SWEET SWINE O’ MINE BBQ TEAM

Sweet Swine O’ Mine, established in 1996, is a two-time World Grand Champion BBQ team out of Memphis, Tennessee. One taste of these wonderfully seasoned sausages and you’ll understand why they’ve won numerous awards. This recipe is unique but certainly something an aspiring novice could do. The recipe makes a 25-pound (11-kg) batch and freezes well.

YIELD: ABOUT 100 (6” [15-CM]) SAUSAGES  •  COOK TIME: ABOUT 8 HOURS

12½ lb (6 kg) lean beef or venison

12½ lb (6 kg) semi-lean pork (you can go with more beef/venison if you prefer it leaner)

1 oz (30 g) Cure #1, also known as Prague Powder #1 (a mixture of sea salt and sodium nitrate, which must be accurately weighed, not measured)

12½ tbsp (189 g) salt

5 tbsp (35 g) onion powder

5 tbsp (42 g) garlic powder

5 tbsp (32 g) black pepper, coarsely ground

2½ tbsp (28 g) mustard seed

5 tbsp (60 g) sugar

5 tsp (11 g) ground nutmeg

5 tsp (3 g) dried basil

5 tsp (8 g) coriander seed, cracked

1½ cups (192 g) powdered milk OR

2 oz (60 ml) 414 Binder

2½ cups (600 ml) buttermilk

2 oz (57 g) buttermilk powder

3 lb (1.5 kg) high-temperature cheese, optional (see note in directions)

2½ lb (1 kg) chopped jalapeños, optional

About 70’ (21.5 m) sausage casings

Grind all the meats through a ⅜-inch (1-cm) plate on your meat grinder. Add the rest of the ingredients, except the cheese and jalapeños, and mix well. Rest the mixture for an hour and regrind through the 3/16-inch (0.5-cm) die.

If you want to add cheese and jalapeños, now is the time to do so. For a 25-pound (11-kg) batch, use 2½ to 3 pounds (1 to 1½ kg) of high-temperature cheese. Note: High-temperature cheese is specially made so that it will not melt under normal cooking temperatures up to 400°F (204°C). If adding jalapeños, you can use either raw or roasted. Refrigerate overnight for the cure and spices to meld into the meat mixture.

The next day, stuff the meat into the casings to your desired length. Place the stuffed casings in your smoker at 130°F (54°C) for 2 hours with no smoke, to dry the casing so the casing and sausage can take on smoke later in the cooking process.

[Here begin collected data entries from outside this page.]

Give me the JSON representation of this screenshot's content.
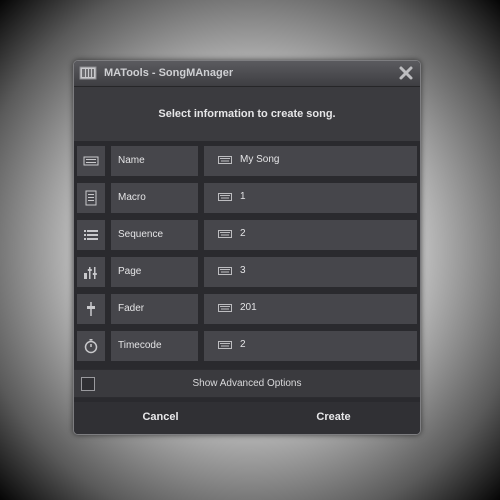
{
  "window": {
    "title": "MATools - SongMAnager",
    "close_icon": "close-icon",
    "app_icon": "ma-console-icon"
  },
  "header": {
    "text": "Select information to create song."
  },
  "fields": [
    {
      "icon": "name-tag-icon",
      "label": "Name",
      "value": "My Song"
    },
    {
      "icon": "macro-icon",
      "label": "Macro",
      "value": "1"
    },
    {
      "icon": "sequence-list-icon",
      "label": "Sequence",
      "value": "2"
    },
    {
      "icon": "page-faders-icon",
      "label": "Page",
      "value": "3"
    },
    {
      "icon": "fader-icon",
      "label": "Fader",
      "value": "201"
    },
    {
      "icon": "stopwatch-icon",
      "label": "Timecode",
      "value": "2"
    }
  ],
  "advanced": {
    "label": "Show Advanced Options",
    "checked": false
  },
  "buttons": {
    "cancel": "Cancel",
    "create": "Create"
  },
  "colors": {
    "dialog_bg": "#2a2a2e",
    "cell_bg": "#46464b",
    "text": "#e4e4e6"
  }
}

Turn your smoker up to 150°F (66°C) and smoke them for 4 hours with a light, moderate or heavy smoke (depending on your preference). You want a slow rise in heat. If you smoke too hot, you will not get the right results. Bump the heat to 170°F (77°C) and cook for another hour. At this point, it’s optional if you continue to use smoke during the cooking process.

To finish cooking, increase the smoker temperature to 190°F (88°C) and continue to cook until the internal meat temperature is at least 150°F (66°C).

Once you reach your internal temperature, it is time for an ice water bath to rapidly bring down the meat temperature. This also helps to prevent wrinkly casings forming on the summer sausage. After the ice water bath, hang them at room temperature for a couple of hours and then refrigerate overnight.

Pack the sausages in the freezer … but only after some taste testing.